Three months previously, I'd gotten myself up shit creek without a paddle -- hell, I'd lopped off my hands. That day, I finally told someone whose opinion mattered about it. Exactly six months from that day, my son would be born to much drama, pain, and joy. I hadn't even begun to deal with all the everyday, mundane drama in my own little bubble. How could I possibly wrap my brain around the almost 3,000 lives lost that day and the millions of lives it would directly influence?
See? That's why I never wrote about 9/11. I'm a self-centered little shit.
But I did cope, eventually, with both my own troubles and the nation's. I got emotionally invested. I cried, a little. Wrote a lot. Barfed, though I'm pretty sure that was related to my physical condition. Made jokes at completely inappropriate times.
One of the things Bush said in the speech that was so sentimentally patriotic it would be mocked at any other time -- and one of the things I think everyone unequivocally supported -- was (and I'm paraphrasing here) that we have to move on, remember the little things in our lives too. We can't let this define us. I think that's what I was trying to do, in my own way. I was trying not to let working at a job I kind of hated define me. I was trying not to let being the Rebellious Daughter define me. I was trying not to let unwed pregnancy define me. And I sure wasn't going to let some asshole mass murderers define my one available day of real life in ages.
Eight years later, this morning, my son and I laid in bed together, in that sublime in-between time when you don't quite remember what day or time or anything it is, just that you're together, he's already seven and a half, for goodness sake, his hair smells like coconuts, and you're happy. Then we fought about his homework. Then we made up. As he sucked my cheek in in a overenthusiastic goodbye kiss, I saw a ring of stuffed red, white, and blue paper-bag turkeys along the school's perimeter fence. (Were they trying to be patriotic and get a jump on Thanksgiving? Who knows.) They were interspersed with red, white and blue streamers and balloons. I remembered. David did too. I got a little choked up. Then, he punched my butt and yelled, "Poopdeck!"
Little things and big things.
I know two people with birthdays on this day. I never know how to wish them a happy birthday without sounding like I'm forgetting to remember for a moment -- but still, who forgets about birthdays? I bet some people do. I bet they get less "Happy Birthdays" than just about anyone. It's too bad.

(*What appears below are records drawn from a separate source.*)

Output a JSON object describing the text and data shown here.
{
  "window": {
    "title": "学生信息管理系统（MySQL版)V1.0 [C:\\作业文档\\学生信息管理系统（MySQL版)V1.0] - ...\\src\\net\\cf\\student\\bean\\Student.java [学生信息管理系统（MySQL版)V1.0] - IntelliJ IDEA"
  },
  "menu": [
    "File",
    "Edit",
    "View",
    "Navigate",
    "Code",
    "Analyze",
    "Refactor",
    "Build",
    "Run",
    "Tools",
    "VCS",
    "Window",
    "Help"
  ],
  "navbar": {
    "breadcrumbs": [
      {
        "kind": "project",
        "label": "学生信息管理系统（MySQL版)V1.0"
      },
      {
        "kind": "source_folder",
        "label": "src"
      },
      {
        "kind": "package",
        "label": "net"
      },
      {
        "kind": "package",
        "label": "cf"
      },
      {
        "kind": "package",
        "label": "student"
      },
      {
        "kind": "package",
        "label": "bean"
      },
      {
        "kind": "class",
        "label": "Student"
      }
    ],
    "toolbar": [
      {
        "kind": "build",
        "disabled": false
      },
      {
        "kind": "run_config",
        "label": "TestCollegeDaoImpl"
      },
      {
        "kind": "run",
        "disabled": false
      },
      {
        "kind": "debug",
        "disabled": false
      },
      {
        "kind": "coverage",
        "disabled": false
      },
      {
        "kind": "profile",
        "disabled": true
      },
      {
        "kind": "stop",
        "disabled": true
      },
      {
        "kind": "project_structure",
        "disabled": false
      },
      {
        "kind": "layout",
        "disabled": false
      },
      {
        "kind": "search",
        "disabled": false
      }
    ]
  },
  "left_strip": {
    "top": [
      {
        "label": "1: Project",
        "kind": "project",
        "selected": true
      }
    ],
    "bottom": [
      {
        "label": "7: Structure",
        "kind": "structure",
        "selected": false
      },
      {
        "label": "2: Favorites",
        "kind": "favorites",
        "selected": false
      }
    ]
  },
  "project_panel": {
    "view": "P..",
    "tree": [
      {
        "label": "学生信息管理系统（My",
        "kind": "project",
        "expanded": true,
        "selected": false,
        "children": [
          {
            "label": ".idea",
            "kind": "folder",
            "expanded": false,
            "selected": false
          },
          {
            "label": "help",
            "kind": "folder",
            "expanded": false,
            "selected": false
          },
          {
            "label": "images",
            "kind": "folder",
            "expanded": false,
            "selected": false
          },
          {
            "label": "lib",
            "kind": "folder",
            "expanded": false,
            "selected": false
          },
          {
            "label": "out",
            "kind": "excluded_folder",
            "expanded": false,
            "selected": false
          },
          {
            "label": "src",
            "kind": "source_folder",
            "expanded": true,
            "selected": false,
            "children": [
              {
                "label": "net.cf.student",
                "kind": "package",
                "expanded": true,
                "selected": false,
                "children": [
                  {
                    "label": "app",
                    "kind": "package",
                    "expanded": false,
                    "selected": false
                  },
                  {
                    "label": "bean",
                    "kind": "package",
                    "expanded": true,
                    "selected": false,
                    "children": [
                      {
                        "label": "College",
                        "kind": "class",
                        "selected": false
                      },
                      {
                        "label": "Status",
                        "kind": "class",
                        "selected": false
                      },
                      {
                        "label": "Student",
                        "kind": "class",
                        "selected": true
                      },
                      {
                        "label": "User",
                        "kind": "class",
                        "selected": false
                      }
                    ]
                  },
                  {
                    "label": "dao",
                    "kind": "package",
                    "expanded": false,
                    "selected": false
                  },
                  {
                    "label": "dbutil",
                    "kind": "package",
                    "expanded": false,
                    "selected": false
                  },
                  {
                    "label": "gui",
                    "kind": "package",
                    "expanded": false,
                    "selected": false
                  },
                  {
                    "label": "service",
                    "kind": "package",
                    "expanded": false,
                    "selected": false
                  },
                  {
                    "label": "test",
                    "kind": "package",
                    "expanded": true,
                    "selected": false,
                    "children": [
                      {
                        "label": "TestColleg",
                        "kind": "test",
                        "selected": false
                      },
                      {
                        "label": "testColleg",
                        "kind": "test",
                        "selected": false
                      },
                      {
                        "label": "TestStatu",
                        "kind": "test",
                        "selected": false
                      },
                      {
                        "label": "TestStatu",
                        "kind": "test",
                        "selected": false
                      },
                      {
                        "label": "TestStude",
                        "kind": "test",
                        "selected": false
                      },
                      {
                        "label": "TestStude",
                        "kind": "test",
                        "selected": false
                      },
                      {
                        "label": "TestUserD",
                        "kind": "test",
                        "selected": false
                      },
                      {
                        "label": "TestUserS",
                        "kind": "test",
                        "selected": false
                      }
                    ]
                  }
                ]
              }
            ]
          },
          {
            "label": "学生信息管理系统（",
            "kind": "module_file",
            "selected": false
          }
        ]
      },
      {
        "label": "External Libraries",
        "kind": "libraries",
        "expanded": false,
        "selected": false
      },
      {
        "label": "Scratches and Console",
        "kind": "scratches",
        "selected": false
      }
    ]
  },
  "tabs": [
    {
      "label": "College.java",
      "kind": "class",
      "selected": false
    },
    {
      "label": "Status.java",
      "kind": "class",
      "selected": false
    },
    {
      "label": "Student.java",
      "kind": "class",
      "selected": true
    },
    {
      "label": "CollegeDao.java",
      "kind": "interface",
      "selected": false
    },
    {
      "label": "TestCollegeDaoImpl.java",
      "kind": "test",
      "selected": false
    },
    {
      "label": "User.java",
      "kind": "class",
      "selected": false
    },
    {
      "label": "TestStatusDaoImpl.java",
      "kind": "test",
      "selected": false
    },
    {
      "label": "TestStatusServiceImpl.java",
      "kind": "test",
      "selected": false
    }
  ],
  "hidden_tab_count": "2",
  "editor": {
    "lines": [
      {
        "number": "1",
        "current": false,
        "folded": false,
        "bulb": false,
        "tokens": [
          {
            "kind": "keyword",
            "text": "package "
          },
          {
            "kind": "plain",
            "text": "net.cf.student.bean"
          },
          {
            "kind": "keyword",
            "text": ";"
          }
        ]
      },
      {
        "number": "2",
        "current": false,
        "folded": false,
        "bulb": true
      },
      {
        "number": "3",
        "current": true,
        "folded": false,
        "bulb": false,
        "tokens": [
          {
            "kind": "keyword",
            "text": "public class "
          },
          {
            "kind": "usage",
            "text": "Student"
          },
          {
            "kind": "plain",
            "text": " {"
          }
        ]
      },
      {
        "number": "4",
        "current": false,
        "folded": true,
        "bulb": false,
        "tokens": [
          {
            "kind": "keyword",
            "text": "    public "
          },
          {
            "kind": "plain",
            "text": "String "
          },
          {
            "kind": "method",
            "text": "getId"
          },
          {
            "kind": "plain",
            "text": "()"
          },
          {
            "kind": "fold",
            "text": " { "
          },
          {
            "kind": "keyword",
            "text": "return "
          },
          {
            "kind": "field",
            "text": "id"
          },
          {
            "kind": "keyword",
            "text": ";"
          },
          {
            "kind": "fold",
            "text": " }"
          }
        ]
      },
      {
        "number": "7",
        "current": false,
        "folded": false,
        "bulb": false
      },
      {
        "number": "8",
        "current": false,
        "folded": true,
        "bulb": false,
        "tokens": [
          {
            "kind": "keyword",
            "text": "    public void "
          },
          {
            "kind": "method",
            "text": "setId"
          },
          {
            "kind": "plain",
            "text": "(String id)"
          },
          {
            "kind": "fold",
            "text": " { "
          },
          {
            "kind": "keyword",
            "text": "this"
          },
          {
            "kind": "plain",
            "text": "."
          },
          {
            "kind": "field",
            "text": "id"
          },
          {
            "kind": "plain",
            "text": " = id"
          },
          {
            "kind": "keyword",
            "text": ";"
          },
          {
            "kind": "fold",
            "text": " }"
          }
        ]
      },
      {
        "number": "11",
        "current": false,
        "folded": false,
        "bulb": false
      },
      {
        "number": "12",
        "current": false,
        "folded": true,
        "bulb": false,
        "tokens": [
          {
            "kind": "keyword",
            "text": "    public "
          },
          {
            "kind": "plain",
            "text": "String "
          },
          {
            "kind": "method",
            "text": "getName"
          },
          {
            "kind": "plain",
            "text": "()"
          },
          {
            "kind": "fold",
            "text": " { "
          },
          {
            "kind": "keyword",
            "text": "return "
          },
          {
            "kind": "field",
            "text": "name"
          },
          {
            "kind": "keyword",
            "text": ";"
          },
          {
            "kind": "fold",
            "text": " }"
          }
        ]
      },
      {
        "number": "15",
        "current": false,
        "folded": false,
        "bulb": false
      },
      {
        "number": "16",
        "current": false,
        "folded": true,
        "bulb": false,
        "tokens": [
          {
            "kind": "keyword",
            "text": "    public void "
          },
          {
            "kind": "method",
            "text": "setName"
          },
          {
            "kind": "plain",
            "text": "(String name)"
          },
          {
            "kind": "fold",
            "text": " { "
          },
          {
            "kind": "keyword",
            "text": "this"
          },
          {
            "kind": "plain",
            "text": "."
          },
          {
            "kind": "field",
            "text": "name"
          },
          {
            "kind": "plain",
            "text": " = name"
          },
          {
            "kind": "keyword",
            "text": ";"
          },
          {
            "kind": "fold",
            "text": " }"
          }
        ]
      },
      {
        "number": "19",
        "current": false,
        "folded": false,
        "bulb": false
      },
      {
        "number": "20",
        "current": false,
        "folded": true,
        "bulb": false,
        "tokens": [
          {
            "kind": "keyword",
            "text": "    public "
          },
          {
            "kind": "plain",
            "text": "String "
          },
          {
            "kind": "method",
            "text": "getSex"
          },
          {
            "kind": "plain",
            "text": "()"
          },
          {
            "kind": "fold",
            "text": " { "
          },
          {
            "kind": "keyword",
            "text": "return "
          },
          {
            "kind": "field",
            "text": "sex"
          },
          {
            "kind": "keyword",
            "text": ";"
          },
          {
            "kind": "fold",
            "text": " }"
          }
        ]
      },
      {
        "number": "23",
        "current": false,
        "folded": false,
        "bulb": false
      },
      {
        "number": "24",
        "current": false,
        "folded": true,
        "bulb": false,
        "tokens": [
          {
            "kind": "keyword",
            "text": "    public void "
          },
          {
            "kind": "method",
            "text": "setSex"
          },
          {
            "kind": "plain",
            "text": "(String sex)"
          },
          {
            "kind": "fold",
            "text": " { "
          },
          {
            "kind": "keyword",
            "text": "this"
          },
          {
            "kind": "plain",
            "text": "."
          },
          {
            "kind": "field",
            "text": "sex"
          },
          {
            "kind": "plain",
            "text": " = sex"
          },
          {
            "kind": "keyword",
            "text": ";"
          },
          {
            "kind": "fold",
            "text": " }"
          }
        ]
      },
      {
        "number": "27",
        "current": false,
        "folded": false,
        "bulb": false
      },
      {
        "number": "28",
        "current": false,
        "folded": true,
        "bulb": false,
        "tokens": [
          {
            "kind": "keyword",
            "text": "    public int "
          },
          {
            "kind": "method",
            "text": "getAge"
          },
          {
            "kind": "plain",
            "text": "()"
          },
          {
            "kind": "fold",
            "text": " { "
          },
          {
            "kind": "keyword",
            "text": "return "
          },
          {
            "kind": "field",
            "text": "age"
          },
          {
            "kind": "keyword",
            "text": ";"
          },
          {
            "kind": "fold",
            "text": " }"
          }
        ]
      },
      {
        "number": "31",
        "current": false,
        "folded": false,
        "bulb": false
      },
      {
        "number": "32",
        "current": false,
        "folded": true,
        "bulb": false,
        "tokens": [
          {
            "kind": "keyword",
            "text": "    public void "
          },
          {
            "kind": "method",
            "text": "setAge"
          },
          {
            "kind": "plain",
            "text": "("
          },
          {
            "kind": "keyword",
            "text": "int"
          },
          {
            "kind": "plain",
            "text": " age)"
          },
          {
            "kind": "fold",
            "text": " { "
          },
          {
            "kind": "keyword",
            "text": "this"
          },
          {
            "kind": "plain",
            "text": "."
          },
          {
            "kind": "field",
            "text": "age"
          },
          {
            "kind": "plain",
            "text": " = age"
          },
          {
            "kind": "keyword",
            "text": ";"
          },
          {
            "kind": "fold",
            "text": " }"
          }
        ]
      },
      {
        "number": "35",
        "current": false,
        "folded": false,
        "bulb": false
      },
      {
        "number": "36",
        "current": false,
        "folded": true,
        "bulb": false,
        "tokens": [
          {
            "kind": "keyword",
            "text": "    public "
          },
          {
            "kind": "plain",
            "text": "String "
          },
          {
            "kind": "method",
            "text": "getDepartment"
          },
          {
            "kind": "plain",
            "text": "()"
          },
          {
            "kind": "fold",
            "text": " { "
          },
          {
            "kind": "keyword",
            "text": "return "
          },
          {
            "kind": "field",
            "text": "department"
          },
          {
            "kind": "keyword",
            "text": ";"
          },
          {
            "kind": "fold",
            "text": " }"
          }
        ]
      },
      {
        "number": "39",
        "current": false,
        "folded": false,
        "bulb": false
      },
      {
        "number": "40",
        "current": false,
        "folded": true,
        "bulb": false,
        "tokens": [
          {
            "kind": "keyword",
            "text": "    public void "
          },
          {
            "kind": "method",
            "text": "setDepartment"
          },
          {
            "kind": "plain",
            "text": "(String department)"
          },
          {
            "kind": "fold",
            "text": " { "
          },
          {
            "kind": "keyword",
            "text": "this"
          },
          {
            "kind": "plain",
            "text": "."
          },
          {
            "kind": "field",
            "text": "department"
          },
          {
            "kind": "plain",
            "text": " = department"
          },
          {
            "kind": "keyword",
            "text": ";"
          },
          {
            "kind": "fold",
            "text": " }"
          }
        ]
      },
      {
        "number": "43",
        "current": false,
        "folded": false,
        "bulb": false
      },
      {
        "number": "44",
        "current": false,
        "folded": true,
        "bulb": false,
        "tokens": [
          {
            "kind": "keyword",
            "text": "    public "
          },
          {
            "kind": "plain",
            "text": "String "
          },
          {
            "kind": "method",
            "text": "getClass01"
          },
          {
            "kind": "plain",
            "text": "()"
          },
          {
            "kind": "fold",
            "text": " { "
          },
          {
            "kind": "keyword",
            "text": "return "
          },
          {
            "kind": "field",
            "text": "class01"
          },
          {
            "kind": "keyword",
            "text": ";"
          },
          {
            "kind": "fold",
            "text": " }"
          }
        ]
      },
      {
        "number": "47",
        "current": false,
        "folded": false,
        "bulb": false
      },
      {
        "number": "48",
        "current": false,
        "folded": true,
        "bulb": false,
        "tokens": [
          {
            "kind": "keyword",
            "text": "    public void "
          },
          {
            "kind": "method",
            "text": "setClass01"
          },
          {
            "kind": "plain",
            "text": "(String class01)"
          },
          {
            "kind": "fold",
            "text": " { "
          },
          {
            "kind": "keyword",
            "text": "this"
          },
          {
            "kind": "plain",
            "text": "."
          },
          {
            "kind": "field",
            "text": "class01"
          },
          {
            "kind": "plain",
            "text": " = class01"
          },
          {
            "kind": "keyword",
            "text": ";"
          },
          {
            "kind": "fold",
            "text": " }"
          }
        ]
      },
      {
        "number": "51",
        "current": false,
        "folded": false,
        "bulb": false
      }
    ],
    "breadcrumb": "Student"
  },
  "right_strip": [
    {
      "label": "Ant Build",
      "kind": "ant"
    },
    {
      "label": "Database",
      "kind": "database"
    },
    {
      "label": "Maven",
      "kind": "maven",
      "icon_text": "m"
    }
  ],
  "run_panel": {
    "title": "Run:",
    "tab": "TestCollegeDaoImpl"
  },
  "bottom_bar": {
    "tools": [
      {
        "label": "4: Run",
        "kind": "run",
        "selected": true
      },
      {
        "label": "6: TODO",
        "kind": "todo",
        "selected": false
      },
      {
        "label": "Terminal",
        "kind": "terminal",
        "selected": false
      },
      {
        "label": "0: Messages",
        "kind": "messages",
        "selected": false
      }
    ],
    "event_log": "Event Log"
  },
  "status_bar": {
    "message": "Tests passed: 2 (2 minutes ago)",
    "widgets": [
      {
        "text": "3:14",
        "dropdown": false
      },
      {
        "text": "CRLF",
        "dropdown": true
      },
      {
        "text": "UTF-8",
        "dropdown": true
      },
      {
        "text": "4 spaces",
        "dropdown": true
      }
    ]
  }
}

I'm going to hit "Publish Post" now, before I have time to re-evaluate this round of words and navel-gazing, or be embarrassed that I talked about gastrointestinal issues, or even obliquely deprecate myself any further. Because I think that, at the very least, as with so many other things on the exact same day, a little distance has deepened some things, eased others -- helped.
*Except for my mom, of course, who was as awesome and supportive as I expected she would be.
2 comments:
Yeah I don't know if anyone really knows how to express themselves about 9/11. Everyone experienced it differently at the time, and has dealt/not dealt with it every since. I feel like it was a unifying event that we all saw differently. If that makes any sense.
You take really lovely photos, and I love your header.
As for 9/11... I only have a few memories from that day, and I feel bad that I don't recall or feel more about it. Those few memories are just blips really, nothing extraordinarily impacting. I've thought about it some, and I don't think I really understood the full implications of what had happened during the most tragic of the hours. It took me awhile to feel what others did the moment they turned the news on.